Machine learning requires statistical models built on data collected from a variety of sources, something that is becoming more and more difficult amid growing data privacy and security concerns. Federated learning constitutes a powerful—and increasingly popular—solution to this problem. Here's how it works: Multiple participants collaborate to train a model, and learning is supervised by a central server. However, only the characteristics of the locally-learned models—and not the actual data—are sent to the server. The server then uses these characteristics to create the final model.
CEA-List's new platform offers specially developed algorithms to handle heterogeneous data in cases where the data is not evenly distributed across all contributors, incremental-learning-inspired tools to limit the risk of catastrophic forgetting, and transfer learning tools to customize the federated model for individual contributors. The overriding objective is to ensure that the federated learning models developed are at least as good as models trained directly on data.
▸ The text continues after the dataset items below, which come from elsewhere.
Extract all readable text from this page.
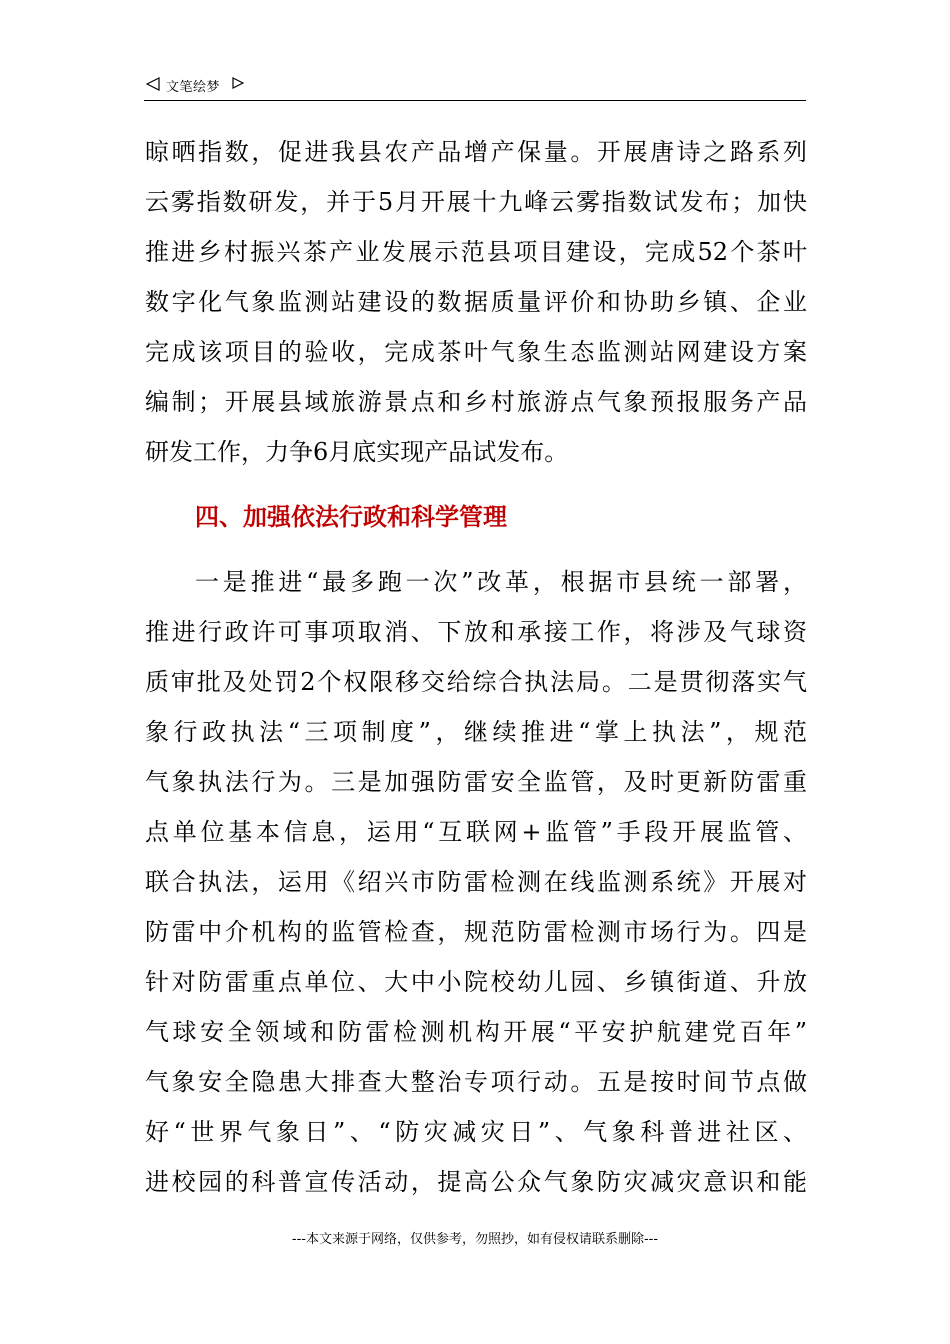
文笔绘梦
晾晒指数，促进我县农产品增产保量。开展唐诗之路系列
云雾指数研发，并于5月开展十九峰云雾指数试发布；加快
推进乡村振兴茶产业发展示范县项目建设，完成52个茶叶
数字化气象监测站建设的数据质量评价和协助乡镇、企业
完成该项目的验收，完成茶叶气象生态监测站网建设方案
编制；开展县域旅游景点和乡村旅游点气象预报服务产品
研发工作，力争6月底实现产品试发布。
四、加强依法行政和科学管理
一是推进“最多跑一次”改革，根据市县统一部署，
推进行政许可事项取消、下放和承接工作，将涉及气球资
质审批及处罚2个权限移交给综合执法局。二是贯彻落实气
象行政执法“三项制度”，继续推进“掌上执法”，规范
气象执法行为。三是加强防雷安全监管，及时更新防雷重
点单位基本信息，运用“互联网+监管”手段开展监管、
联合执法，运用《绍兴市防雷检测在线监测系统》开展对
防雷中介机构的监管检查，规范防雷检测市场行为。四是
针对防雷重点单位、大中小院校幼儿园、乡镇街道、升放
气球安全领域和防雷检测机构开展“平安护航建党百年”
气象安全隐患大排查大整治专项行动。五是按时间节点做
好“世界气象日”、“防灾减灾日”、气象科普进社区、
进校园的科普宣传活动，提高公众气象防灾减灾意识和能
---本文来源于网络，仅供参考，勿照抄，如有侵权请联系删除---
CEA-List's platform also includes several aggregation algorithms (median, etc.) to shield the models developed from poisoning attacks, where malicious participants introduce false training data to throw the model off. These algorithms can ensure that the models are reliable as long as the number of bad actors does not exceed 50%.
The platform is available to companies in the health, mobility, and IoT industries seeking to develop federated learning solutions in scenarios where the training data sets are either too sensitive or too big to use conventional methods. Academic researchers can also use the platform to evaluate their own algorithms.